Мохтар с Садеком пытались его утихомирить, но без толку. Ахмед больше не мог.
– Надзиратель! Надзиратель! Надзиратель! – выл он.
– Угомонись, – сказал Мохтар. – Иди к окну. Подыши.
Ахмед все орал:
– Надзиратель! Надзиратель!
– Идиот! Нас же прикончат! – прошептал Садек.
В конце концов к двери подошел молодой надзиратель. Ахмед кинулся к нему, потянулся сквозь решетку, обнял его колени. Изо всех сил постарался их поцеловать. В Йемене это традиционный жест мольбы.
За спиной у надзирателя возник другой человек – немолодой чиновник с длинной бородой. В маавазе и рубашке поло. Похоже, он пользовался авторитетом – здесь пока еще не попадалось более высокопоставленных лиц.
Мохтар подошел. С такой бородой старик почти наверняка религиозный – может, он оценит, какую школу Мохтар прошел в юности.
– Господин, – сказал Мохтар, – мне кажется, произошла ошибка. Нам не место среди этих людей. Я ученый человек. Я год провел в медресе.
Медресе Мохтар ненавидел всей душой весь год, но сейчас надеялся, что учеба принесет плоды.
– Откуда вы? – спросил чиновник.
– Из Ибба, – ответил Мохтар. – Я учился у ваших имамов.
Это распалило любопытство чиновника. Мохтар процитировал несколько стихов из Корана на классическом арабском. Выбирал он стихи, где речь шла о милосердии, гостеприимстве, обращении с пленными.
Бородатый старик обернулся к надзирателю:
– Этим людям здесь не место. Откройте дверь.
Ахмед поднялся на ноги. Садек подошел к двери. Надзиратель отпер замок, и бородатый повел их троих наверх, а один надзиратель поплелся следом. Пришли они в тесный кабинет – там стоял стол, а больше почти ничего не было.
Дверь открылась, и появилось знакомое лицо. Мохтар не сразу сообразил, где его видел. А потом вспомнил. Молодой человек в борцовке и шортах, которому понравилось лицо Мохтара. Увидев, что Мохтара арестовали, Борцовка разъярился:
– Что здесь происходит?
Бородатый пожал плечами. Навскидку не поймешь, каковы отношения между этими двоими. Бородатый минимум на пятнадцать лет старше, но Борцовка, похоже, выше рангом. Борцовка ревел и расхаживал туда-сюда – обращение с Мохтаром и его друзьями чуть не довело его до припадка.
– У меня слов никаких нет! – орал он. – Что эти люди здесь делают? Кто это разрешил?
Мохтар внимательно за ним наблюдал. Театральность этого гнева напоминала любительскую постановку «добрый коп / злой коп». Борцовка стучал кулаком по столу, стучал кулаком по стене.
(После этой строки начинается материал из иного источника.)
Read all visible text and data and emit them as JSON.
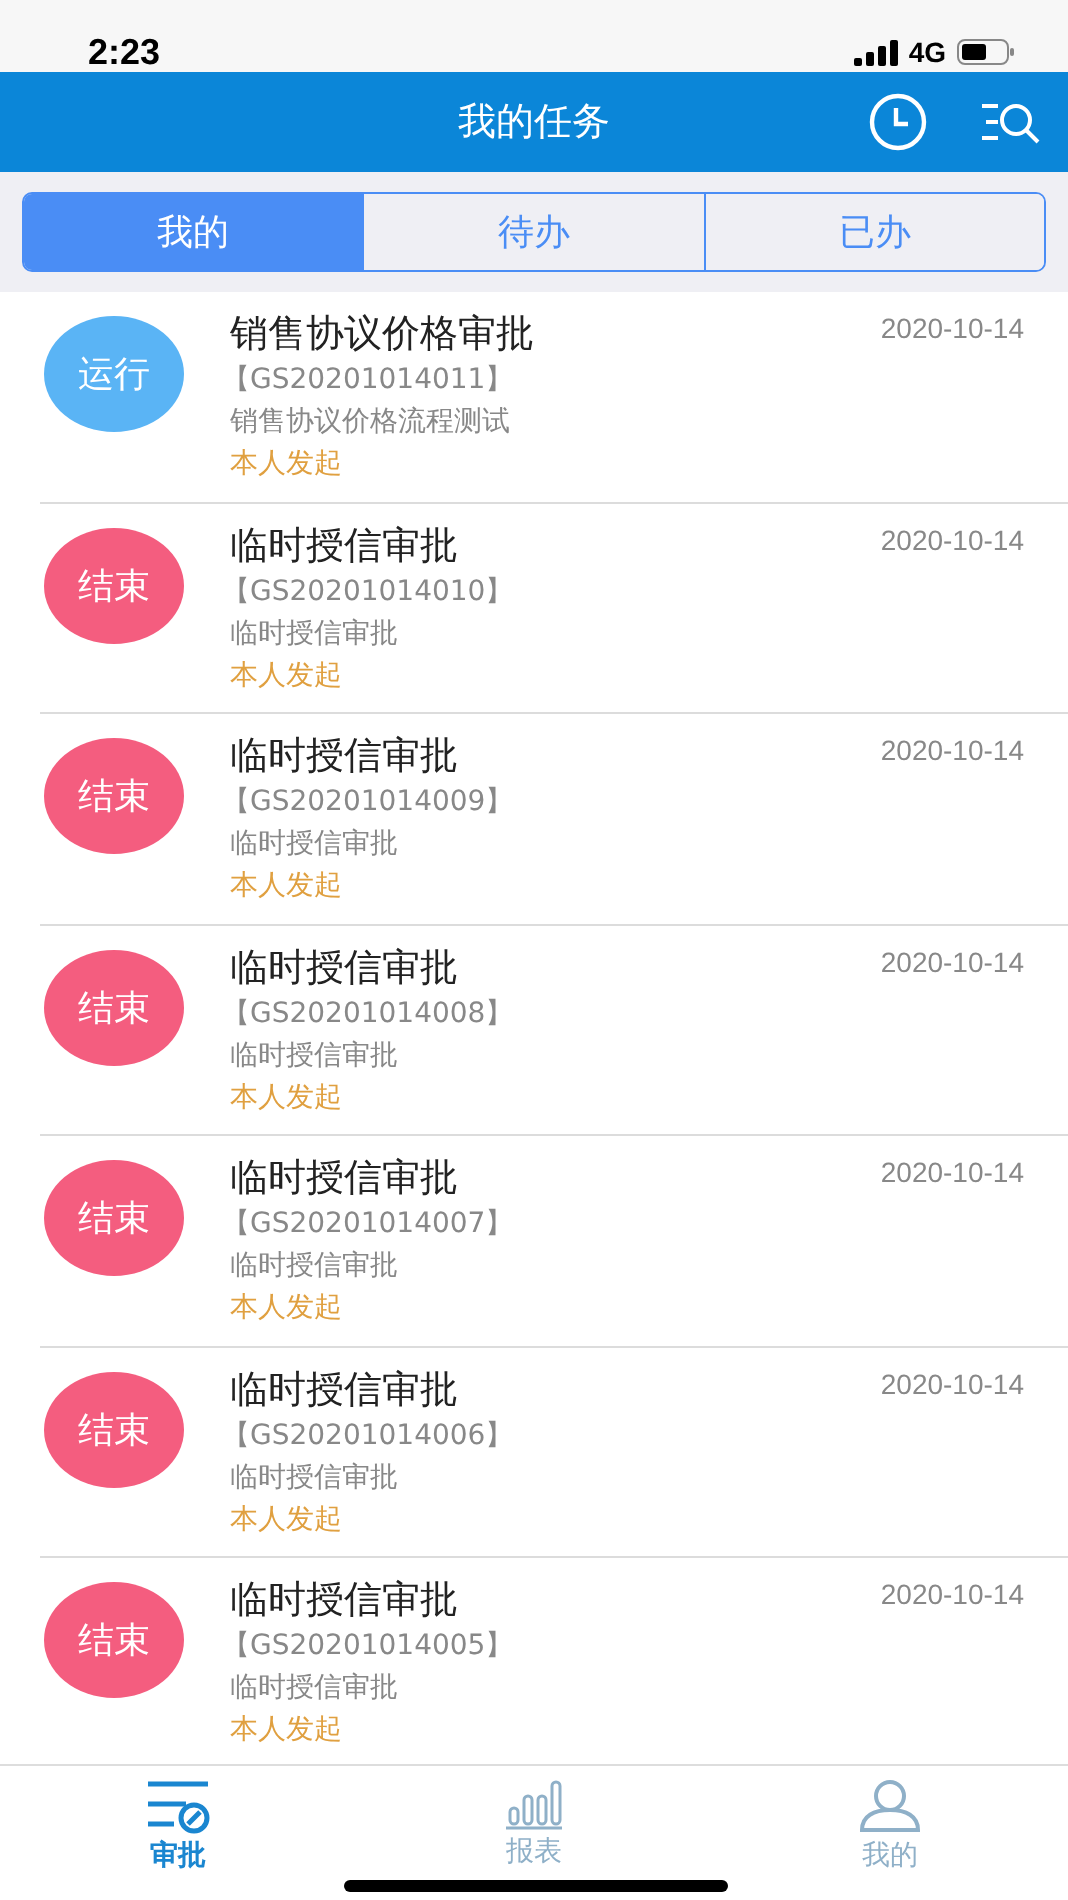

В кабинет зашел еще один сотрудник. Чисто выбритый, седовласый. В нормальные времена он, пожалуй, был бы начальником отдела полиции. Теперь он, как и все в народном комитете, носил гражданское. Он заверил Мохтара, Ахмеда и Садека, что это все ошибка. Кожаный Аммар проявил самоуправство, сказал седовласый, и все трое могут идти.
Бородатый шагнул к Мохтару.
– Моя жена тоже из Ибба, – сказал он. – Сожалею, что так вышло.